L’arrosage mérite une attention particulière. En pleine terre, un olivier adulte demande peu d’eau, sauf en cas de sécheresse prolongée ou les premières années après la plantation. En pot, les besoins sont plus réguliers, mais le substrat doit sécher partiellement entre deux apports. Les engrais trop riches en azote sont à éviter, car ils stimulent un feuillage tendre plus sensible aux parasites.
Quelques feuilles tachées ou jaunies ne justifient pas toujours une intervention lourde. Un olivier peut traverser une période de stress et retrouver naturellement un équilibre. En revanche, certains signaux doivent conduire à agir rapidement : chute massive du feuillage, dessèchement d’une charpentière, nodules nombreux, racines suspectes ou propagation rapide à plusieurs arbres.

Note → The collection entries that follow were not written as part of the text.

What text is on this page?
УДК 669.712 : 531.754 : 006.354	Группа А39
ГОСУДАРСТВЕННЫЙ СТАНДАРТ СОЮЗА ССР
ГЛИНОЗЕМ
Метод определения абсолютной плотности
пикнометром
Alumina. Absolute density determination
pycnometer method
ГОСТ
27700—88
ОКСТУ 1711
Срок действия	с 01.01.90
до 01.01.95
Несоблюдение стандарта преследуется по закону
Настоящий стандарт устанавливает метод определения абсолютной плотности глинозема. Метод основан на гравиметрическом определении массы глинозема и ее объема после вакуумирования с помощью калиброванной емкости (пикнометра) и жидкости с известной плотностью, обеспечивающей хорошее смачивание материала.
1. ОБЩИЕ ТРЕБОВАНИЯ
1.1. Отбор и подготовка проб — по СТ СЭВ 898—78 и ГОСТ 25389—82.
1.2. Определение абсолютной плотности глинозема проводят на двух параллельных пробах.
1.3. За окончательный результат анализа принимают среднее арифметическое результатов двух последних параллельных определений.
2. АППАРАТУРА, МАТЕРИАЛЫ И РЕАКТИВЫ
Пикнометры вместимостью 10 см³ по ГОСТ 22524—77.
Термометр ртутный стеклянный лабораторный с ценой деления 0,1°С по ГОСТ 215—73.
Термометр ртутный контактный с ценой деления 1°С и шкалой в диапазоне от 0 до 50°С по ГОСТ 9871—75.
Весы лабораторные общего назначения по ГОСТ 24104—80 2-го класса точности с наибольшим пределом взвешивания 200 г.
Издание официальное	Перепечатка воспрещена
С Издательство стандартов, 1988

Il faut également être vigilant face aux dépérissements inexpliqués, notamment dans les régions où des maladies réglementées peuvent être surveillées. La bactérie Xylella fastidiosa, par exemple, fait l’objet d’une attention particulière dans certains territoires, même si tous les oliviers qui sèchent n’en sont pas atteints. En cas de doute sérieux, un diagnostic local fiable est préférable aux traitements improvisés.
Reconnaître les maladies courantes de l’olivier demande donc de la méthode : observer, comparer, tenir compte du climat et vérifier les conditions de culture. Plus l’identification est précoce, plus les gestes correctifs sont efficaces. Un olivier bien aéré, planté dans un sol drainant et surveillé régulièrement conserve généralement une bonne résistance, même face aux maladies les plus fréquentes.